The decision to search all trucks entering Zimbabwe in the last three months has netted the Zimbabwe Revenue Authority (zimra) an extra $19,6 million in customs fees and penalties from 1 256 trucks between June 1 and September 7, whose cargoes were not accurately described on their entry papers.
Almost all the offending trucks are operated by cross-border transporters commonly known as Omalayitsha.
These combine small cargoes into a single load, often the groceries and other goods being sent home to families by Zimbabweans working in South Africa.
As a result of the search policy over the last few days, trucks used by the Omalayitsha have been piling up at Beitbridge after zimra tightened screws further on smuggling.
The cross-border transporters were allowed to operate after zimra activated an imports relief facility to help Zimbabweans based in South Africa send goods home when lockdown rules in both countries halted the old practice of these goods being carried physically across the border as accompanied baggage.
zimras Head Corporate Communications, Mr Francis Chimanda said yesterday that the authority was concerned with the rampant increase in cases of under-declaration by those shipping goods under the consolidated cargo facility.
“It is correct that every consolidated truck (Omalayitsha) is searched because all their declarations are incorrect insofar as the quantities and values are concerned,” he said.
“The risk management system in use in Customs provides for customs intervention in shipments that provide the most risk. We have noted that almost all, if not all, shipments under this consolidated category have false declarations in terms of quantity and values.”
Mr Chimanda said zimra were clearing an average of 16 rigid trucks carrying mostly groceries — cooking oil, bath soaps, washing powder and flour — and at times furniture, among other assorted goods daily. Although all cargoes are supposed to be cleared in advance with the new facility of pre-clearance and pre-payment, the Omalayitsha are not playing by the rules.
It only takes one of those filling a truck to cheat for the whole shipment to be incomplete.
Mr Chimanda said before the lockdown in March, Omalayitsha contributed very little to the fiscus since the small pick-ups and huge trailers commonly used to haul the goods made searches and duty payments difficult.
The use of the travellers rebate muddied waters and gave rebates on duty.

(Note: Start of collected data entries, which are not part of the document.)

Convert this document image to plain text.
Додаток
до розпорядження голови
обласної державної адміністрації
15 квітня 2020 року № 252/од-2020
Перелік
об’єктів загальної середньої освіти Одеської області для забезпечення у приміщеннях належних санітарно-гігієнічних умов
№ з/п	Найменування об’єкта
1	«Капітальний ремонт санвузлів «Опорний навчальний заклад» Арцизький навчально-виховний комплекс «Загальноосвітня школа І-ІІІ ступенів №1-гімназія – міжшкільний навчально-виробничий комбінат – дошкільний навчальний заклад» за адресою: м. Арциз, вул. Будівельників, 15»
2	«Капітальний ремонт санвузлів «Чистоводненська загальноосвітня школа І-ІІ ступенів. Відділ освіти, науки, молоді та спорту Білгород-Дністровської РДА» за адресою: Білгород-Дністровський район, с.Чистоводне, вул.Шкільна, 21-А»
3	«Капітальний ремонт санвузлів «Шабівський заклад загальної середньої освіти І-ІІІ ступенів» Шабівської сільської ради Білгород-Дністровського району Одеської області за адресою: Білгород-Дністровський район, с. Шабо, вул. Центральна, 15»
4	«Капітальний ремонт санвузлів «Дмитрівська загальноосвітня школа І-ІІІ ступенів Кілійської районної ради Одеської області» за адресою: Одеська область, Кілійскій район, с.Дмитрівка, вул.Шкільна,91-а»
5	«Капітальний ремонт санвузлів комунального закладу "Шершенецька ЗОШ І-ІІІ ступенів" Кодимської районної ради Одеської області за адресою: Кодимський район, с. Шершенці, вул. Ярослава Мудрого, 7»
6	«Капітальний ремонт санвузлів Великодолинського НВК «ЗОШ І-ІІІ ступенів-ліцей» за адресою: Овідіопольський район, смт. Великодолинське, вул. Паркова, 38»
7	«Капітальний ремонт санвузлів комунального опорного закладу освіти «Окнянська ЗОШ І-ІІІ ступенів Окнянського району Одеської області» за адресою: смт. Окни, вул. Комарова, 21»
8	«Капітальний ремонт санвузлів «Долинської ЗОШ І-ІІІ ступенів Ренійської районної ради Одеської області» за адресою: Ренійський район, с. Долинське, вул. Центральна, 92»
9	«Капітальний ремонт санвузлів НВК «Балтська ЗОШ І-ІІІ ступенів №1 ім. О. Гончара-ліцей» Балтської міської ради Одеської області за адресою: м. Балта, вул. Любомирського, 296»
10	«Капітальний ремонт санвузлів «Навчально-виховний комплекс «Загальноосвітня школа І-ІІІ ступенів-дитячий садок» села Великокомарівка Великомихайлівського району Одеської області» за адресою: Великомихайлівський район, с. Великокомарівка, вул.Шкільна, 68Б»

Under the new systems, it is easy to see what is supposed to be in the truck and a quick search finds out what is actually in the truck and as there are no people crossing the border, there are no travellers rebates, so calculations are simple.
“The current scenario makes it mandatory for every Omalayitsha to make a declaration and pay duty before they cross the border,” said Mr Chimanda. “There is no false claim to rebate as these goods are unaccompanied by their real owners.”
zimra had noted that most importers were making false declarations believing that because they would have paid a small amount of duty, they will not be subjected to further compliance checks.
The revenue authority had also discovered an increase in the number of commercial consignments which are disguised as consolidated private imports.
Such goods, said Mr Chimanda, required submission of a bill of entry and this then delayed finalisation of the processes.
“Most of those who used light vehicles for shipments used the false claim of travellers’ rebate using people in and around Beitbridge,” he said. “Presently, it is no longer possible since no private persons are crossing the border due to the lockdown regulations in both countries.”